Following is a causal graph. There are many variables affecting the energy consumption of a building, but none of them causally affects weather (neglecting global climate change), so there are no confounding variables to adjust for. This makes it viable to estimate the causal effect of weather using prediction techniques.

The causal graph when thinking of weather as a whole

However, “weather” itself is complicated. Temperature is usually thought of as the most representative variable of weather, but other factors such as solar radiation, cloud cover, and wind speed, can cause changes in weather and changes in building energy consumption. From this point of view, if we wanted to know the causal effect of “temperature” (or sometimes degree day) on building energy consumption, solar radiation, cloud cover, wind, etc. becomes confounding factors (see the causal graph below)

The causal graph when thinking of weather as just temperature

From the above reasoning, the following question arises: is it viable to use usually prediction techniques to conduct model and variable selection when constructing the appropriate “weather” variable? i.e. select which of the weather variables to include in the $\vec{\text{weather}}$ when we estimate $E[\text{energy} \mid \text{weather}]$.

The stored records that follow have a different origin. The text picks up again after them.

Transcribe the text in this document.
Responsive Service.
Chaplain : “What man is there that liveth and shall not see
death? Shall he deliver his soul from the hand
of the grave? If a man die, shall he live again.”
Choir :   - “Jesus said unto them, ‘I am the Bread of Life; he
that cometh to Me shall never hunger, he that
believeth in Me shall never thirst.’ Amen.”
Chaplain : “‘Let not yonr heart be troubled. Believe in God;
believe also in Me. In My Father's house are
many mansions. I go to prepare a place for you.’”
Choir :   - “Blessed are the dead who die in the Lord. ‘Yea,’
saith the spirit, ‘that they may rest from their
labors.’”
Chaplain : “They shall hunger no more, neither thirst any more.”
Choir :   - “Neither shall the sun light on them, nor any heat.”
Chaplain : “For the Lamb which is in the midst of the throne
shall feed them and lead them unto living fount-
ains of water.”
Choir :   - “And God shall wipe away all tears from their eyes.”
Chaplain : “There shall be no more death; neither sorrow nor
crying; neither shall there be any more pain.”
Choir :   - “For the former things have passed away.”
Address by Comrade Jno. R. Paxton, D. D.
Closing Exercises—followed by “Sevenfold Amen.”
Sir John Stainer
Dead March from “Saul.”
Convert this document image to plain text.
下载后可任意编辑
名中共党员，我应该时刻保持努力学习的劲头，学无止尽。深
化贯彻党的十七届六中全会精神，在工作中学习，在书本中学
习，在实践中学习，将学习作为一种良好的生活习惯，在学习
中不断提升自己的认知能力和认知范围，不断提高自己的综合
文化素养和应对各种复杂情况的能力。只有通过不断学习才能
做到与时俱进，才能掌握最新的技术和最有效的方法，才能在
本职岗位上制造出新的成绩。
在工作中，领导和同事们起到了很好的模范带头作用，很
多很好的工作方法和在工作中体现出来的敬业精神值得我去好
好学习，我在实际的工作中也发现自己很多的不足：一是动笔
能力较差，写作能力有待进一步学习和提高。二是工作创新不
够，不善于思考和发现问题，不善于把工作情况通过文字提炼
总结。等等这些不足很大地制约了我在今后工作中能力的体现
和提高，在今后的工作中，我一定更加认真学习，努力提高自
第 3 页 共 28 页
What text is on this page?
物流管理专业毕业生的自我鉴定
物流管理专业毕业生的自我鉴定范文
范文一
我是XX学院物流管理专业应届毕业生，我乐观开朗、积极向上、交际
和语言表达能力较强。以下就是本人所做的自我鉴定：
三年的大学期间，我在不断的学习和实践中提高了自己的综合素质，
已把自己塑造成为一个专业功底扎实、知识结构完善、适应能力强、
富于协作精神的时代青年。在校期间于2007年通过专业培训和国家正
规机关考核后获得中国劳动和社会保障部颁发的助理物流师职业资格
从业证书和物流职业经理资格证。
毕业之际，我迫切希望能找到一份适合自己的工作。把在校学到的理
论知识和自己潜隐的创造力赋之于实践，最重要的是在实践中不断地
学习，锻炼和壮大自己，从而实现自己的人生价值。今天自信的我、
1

Now if we step back and look at the original goal of weather normalization: comparing the “performance” (efficiency?) of energy consumption over time, then this seems to call for some metric describing efficiency. The causal effect of weather on temperature might be one of them. Using this metric, maybe the “base load” (non-weather-dependent consumption) could be evaluated as $E[\text{energy} \mid \text{temperature} = 75F]$.

After discussing with a stats professor, I got the idea that I need to look into doubly robust estimator to estimate the quantity of $E[\text{energy} \mid \text{weather} = w]$, where $w$ is a set of possible weather variables.